There’s nothing like the teenage mind. The tragedy—Salinger’s perception, I suppose—is how teen styles often stay with adults.
That’s especially likely when someone consolidates their adulthood
in terms of consolidations of Self (i.e., self identity) made as a teen.
A teenage immaturity remains the fallback stance in dealing with conflict that unconsciously threatens one’s stability of Self. The teen practice of excommunicative exclusiveness becomes a common social snub used to help sustain the integrity of a network of self-esteeming involvements. Denial of it insults the intelligence of the injured, as if the injured one is too clueless to just go away, instead having the poor taste to ask why. Callousness by the narcissist toward the injury goes with “due regard” for the injured.

Narcissism. I still haven’t read “The Wings of Icarus,” which I promised myself a while back to do. It’s a chapter from Stephen Mitchell’s Relational Concepts in Psychoanalysis.

But for now (upcoming): poetics—whatever that can be made to become.



The theme of all the world as high school has limitless potential, obviously.

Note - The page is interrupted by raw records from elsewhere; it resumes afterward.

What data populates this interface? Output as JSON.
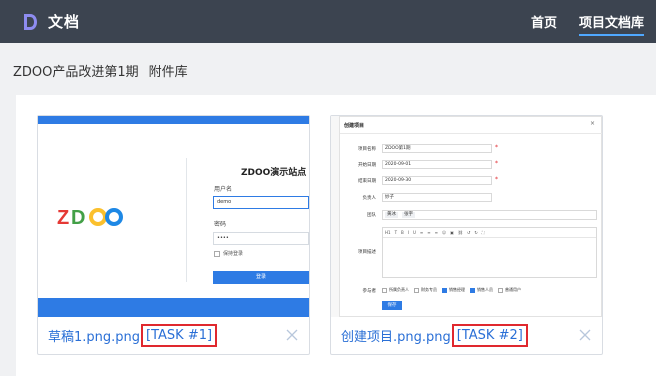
{
  "header": {
    "app_title": "文档",
    "logo_icon": "doc-logo-icon",
    "nav": [
      {
        "label": "首页",
        "active": false
      },
      {
        "label": "项目文档库",
        "active": true
      }
    ],
    "background": "#3c4450",
    "active_underline": "#4fa8ff"
  },
  "breadcrumb": {
    "project": "ZDOO产品改进第1期",
    "section": "附件库"
  },
  "attachments": [
    {
      "file_name": "草稿1.png.png",
      "tag": "[TASK #1]",
      "close_icon": "close-icon",
      "preview": {
        "site_title": "ZDOO演示站点",
        "username_label": "用户名",
        "username_value": "demo",
        "password_label": "密码",
        "password_value": "••••",
        "remember_label": "保持登录",
        "login_button": "登录",
        "brand_logo": "ZDOO"
      }
    },
    {
      "file_name": "创建项目.png.png",
      "tag": "[TASK #2]",
      "close_icon": "close-icon",
      "preview": {
        "dialog_title": "创建项目",
        "fields": [
          {
            "label": "项目名称",
            "value": "ZDOO第1期"
          },
          {
            "label": "开始日期",
            "value": "2020-09-01"
          },
          {
            "label": "结束日期",
            "value": "2020-09-30"
          },
          {
            "label": "负责人",
            "value": "妙子"
          }
        ],
        "team_label": "团队",
        "team_members": [
          "黄冰",
          "张宇"
        ],
        "desc_label": "项目描述",
        "toolbar": [
          "H1",
          "T",
          "B",
          "I",
          "U",
          "≡",
          "≡",
          "≡",
          "☺",
          "▣",
          "⛓",
          "↺",
          "↻",
          "⛶"
        ],
        "participants_label": "参与者",
        "participants": [
          {
            "label": "所属负责人",
            "checked": false
          },
          {
            "label": "财务专员",
            "checked": false
          },
          {
            "label": "销售经理",
            "checked": true
          },
          {
            "label": "销售人员",
            "checked": true
          },
          {
            "label": "普通用户",
            "checked": false
          }
        ],
        "save_button": "保存"
      }
    }
  ],
  "colors": {
    "link": "#2a6fd6",
    "highlight_border": "#e0282e",
    "brand_blue": "#2e7be4"
  }
}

How well we all remember the reality of class and clique,
but also the real talents that so impressed us (or that we already were). Though considering a vista of modern America relative to the world of high school is a worn theme, it’s never worn out. A profound aspect is what adolescence is for the lastingness of identity and identity-oriented worldview. Even adult truth about being no longer that is woven with
a feel for “I’m no longer that” which is so established in teen years, so woven in a sense of becoming what “I” is about.

A haunting fact is that the anthropology of human longevity has constructed civilization largely as a venture of youth. Parenting was “adolescent.” (Teen desire expresses Deep Time.) The sacred was articulated to make sense to a “teen.” Romeo and Juliet were relative kids (as was Isis and Osiris, Tristan and Iseult). To someone who’s, say, 60, there seems to be little distance from, say, 18 to 25. In cultural evolution, elders have been catchers in the rye for civilizations made largely by and for youth, because such energy was the locus of economic productivity, as well as the source of new labor.

Modernity has gradually moved the bell curve of human flourishing, and the movement is ongoing.